The β index of left-factor coordinate μ and output channel oc is μ · p + oc (the same μ-major / oc-minor layout the dense KroneckerPenaltyOp { factor_b: I_p } uses), so this op is a drop-in structured replacement: with the full dense pair set it reproduces the dense operator exactly.

Fields

p: usize

Right-factor identity dimension p (number of decoder output channels).

dim_a: usize

Left-factor dimension dim_a in μ-space (= m_total).

k: usize

Full β dimension K = dim_a · p.

blocks: Vec<SparseGBlock>

Non-empty (atom_i, atom_j) coupling blocks of A.

Trait Implementations

impl BetaPenaltyOp for SparseBlockKroneckerPenaltyOp

fn dim(&self) -> usize

Full dimension K of the β vector.

fn matvec(&self, x: &[f64], y: &mut [f64])

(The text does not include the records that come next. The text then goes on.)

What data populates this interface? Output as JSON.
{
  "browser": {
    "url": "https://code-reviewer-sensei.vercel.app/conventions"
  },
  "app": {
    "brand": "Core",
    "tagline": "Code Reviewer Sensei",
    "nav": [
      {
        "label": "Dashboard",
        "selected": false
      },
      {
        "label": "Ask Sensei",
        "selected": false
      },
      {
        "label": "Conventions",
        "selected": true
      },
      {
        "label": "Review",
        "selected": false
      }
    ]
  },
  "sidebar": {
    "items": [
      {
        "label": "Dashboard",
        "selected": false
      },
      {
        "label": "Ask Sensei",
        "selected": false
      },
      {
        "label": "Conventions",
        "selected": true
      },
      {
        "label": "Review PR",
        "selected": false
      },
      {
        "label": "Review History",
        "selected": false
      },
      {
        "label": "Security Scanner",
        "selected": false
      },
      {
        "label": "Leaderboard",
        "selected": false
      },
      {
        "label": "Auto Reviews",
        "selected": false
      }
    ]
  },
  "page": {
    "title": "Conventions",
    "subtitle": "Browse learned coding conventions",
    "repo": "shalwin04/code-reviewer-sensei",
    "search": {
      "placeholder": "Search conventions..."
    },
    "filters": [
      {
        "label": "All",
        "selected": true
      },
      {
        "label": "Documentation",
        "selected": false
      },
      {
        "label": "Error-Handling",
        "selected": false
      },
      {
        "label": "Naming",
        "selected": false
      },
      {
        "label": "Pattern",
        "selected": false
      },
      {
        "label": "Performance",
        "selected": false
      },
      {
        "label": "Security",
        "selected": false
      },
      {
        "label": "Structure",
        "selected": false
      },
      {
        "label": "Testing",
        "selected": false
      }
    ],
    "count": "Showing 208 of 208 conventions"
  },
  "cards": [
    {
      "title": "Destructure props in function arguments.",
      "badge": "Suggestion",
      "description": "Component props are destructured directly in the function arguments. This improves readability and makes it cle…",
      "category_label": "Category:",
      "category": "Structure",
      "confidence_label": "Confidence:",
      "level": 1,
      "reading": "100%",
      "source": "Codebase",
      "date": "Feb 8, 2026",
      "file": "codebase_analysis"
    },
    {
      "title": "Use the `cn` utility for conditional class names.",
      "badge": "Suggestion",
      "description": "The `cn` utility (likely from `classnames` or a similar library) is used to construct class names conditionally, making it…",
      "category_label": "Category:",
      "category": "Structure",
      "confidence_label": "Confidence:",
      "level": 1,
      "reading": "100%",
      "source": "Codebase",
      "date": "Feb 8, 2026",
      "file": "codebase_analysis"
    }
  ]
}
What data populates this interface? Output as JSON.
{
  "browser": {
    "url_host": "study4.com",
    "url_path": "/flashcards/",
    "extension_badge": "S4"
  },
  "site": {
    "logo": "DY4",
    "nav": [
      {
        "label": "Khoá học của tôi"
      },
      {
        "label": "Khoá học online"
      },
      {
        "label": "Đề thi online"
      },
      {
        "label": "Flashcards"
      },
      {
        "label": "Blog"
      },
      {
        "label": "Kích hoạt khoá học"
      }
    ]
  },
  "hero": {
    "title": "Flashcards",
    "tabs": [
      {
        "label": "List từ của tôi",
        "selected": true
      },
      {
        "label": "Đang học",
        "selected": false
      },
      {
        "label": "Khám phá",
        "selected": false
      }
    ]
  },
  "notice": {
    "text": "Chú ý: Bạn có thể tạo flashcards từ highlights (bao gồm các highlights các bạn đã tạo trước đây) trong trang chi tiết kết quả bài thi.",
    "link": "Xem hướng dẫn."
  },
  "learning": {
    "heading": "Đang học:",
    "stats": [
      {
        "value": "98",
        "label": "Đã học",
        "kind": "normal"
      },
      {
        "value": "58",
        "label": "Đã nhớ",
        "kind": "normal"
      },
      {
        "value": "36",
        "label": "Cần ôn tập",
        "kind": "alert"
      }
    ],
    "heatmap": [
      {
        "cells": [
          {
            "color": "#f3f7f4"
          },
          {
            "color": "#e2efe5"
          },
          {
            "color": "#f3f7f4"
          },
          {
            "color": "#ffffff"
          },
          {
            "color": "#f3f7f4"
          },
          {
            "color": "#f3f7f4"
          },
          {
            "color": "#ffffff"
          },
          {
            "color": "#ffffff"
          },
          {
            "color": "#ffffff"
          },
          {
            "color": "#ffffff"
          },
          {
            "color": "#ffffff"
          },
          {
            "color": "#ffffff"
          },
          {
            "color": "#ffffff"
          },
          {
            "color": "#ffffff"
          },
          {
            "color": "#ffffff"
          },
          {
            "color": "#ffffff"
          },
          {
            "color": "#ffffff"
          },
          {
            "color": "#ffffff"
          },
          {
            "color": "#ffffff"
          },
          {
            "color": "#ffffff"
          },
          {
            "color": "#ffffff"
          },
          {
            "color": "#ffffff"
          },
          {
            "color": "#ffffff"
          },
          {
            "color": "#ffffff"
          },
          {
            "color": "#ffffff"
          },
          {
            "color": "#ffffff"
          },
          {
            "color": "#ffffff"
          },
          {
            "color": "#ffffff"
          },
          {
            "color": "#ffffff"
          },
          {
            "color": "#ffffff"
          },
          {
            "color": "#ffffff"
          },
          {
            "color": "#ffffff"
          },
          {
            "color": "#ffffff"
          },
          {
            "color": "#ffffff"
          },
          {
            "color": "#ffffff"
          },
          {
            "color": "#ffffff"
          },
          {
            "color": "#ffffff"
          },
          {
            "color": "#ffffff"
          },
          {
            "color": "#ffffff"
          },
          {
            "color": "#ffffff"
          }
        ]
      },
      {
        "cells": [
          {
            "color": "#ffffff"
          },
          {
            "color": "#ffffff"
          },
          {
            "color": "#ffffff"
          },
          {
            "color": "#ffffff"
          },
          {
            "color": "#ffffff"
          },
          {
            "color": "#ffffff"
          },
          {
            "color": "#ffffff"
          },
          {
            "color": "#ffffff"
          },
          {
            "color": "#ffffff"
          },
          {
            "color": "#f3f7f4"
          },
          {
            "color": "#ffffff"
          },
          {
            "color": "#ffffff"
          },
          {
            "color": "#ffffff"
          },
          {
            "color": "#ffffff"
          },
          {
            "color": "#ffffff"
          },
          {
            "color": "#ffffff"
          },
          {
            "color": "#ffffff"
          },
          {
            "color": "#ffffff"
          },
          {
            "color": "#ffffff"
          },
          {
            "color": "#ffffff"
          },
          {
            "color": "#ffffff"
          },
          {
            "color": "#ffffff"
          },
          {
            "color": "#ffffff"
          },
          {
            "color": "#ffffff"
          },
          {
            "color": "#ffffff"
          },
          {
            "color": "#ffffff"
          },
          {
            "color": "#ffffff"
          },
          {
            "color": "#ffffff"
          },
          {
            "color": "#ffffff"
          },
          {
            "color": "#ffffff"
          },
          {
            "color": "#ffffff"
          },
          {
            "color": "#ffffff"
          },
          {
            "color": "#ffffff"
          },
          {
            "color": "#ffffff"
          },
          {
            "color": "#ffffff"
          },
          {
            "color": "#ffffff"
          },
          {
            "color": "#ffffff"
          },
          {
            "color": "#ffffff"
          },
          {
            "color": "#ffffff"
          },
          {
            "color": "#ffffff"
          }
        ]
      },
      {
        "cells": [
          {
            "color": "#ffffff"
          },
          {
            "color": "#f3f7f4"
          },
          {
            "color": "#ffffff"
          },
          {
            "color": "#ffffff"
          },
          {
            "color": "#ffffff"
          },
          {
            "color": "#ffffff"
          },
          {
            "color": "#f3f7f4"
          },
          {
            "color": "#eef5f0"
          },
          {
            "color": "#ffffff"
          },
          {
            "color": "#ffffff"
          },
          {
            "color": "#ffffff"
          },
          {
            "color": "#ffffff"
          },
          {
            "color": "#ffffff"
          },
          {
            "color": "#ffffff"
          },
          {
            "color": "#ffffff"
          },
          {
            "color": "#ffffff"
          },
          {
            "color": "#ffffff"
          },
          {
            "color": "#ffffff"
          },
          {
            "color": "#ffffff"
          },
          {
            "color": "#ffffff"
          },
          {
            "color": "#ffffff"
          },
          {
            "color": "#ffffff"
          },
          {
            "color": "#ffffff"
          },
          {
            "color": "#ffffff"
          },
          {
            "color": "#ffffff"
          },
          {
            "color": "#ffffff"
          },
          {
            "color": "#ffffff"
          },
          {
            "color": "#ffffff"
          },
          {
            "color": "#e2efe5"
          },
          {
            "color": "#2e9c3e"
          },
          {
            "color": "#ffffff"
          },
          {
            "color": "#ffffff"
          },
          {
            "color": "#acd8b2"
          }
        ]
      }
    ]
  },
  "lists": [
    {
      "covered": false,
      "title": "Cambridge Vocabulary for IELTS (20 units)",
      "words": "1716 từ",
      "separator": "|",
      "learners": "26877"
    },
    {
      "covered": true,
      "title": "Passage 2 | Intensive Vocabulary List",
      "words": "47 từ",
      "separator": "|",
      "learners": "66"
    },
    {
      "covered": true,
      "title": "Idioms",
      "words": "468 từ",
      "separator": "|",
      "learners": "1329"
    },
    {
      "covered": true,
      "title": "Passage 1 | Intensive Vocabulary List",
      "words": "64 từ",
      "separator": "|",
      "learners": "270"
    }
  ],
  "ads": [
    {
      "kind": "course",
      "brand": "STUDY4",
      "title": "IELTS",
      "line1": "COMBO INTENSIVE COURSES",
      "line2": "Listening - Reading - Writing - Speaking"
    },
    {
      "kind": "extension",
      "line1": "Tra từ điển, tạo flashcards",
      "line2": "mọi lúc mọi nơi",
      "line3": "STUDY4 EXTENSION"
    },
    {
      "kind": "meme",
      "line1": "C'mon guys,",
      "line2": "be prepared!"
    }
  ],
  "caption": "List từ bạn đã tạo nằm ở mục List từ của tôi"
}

y += P x — penalty Hessian-vector product (length K).

fn gradient(&self, beta: &[f64], out: &mut [f64])

Penalty gradient: out += P β.

fn diagonal(&self, diag: &mut [f64])

diag += diag(P) — diagonal entries used by Jacobi preconditioner.

fn block( &self, id: BetaBlockId, offsets: &[Range<usize>], out: &mut Array2<f64>, )

Add the b×b dense penalty sub-block for block id into out (row-major, block size b = offsets[id.0].len()). Used by the block-Jacobi Schur preconditioner (#287).

fn to_dense(&self) -> Array2<f64>

Materialize the full K×K dense penalty matrix (needed by Direct / SqrtBA modes that form the Schur complement explicitly).

fn row_abs_sums(&self) -> Array1<f64>

Per-row absolute-value sums out[r] = Σ_c |P[r,c]|, the row contribution to the operator’s ∞-norm. The default folds to_dense(), which costs an O(K²) materialization; structured operators override this to fold their compact factors directly so the backward-error certificate’s arrow_operator_infinity_norm never builds a dense K×K matrix on the SAE LLM-border critical path (#1017). Overrides MUST agree bit-for-bit with the to_dense() row sums (verified by the cross-check tests).

fn fingerprint(&self, hasher: &mut Fingerprinter)

Mix the operator’s defining state into hasher for cache-validity fingerprinting. Must change whenever matvec / to_dense would change, so the factorization / evidence cache (cache_matches_system) is invalidated when the β-block content changes. Implementations hash their own compact defining data (e.g. Kronecker factors, block matrices) rather than the full K×K dense form, which would defeat the structured operator’s storage savings.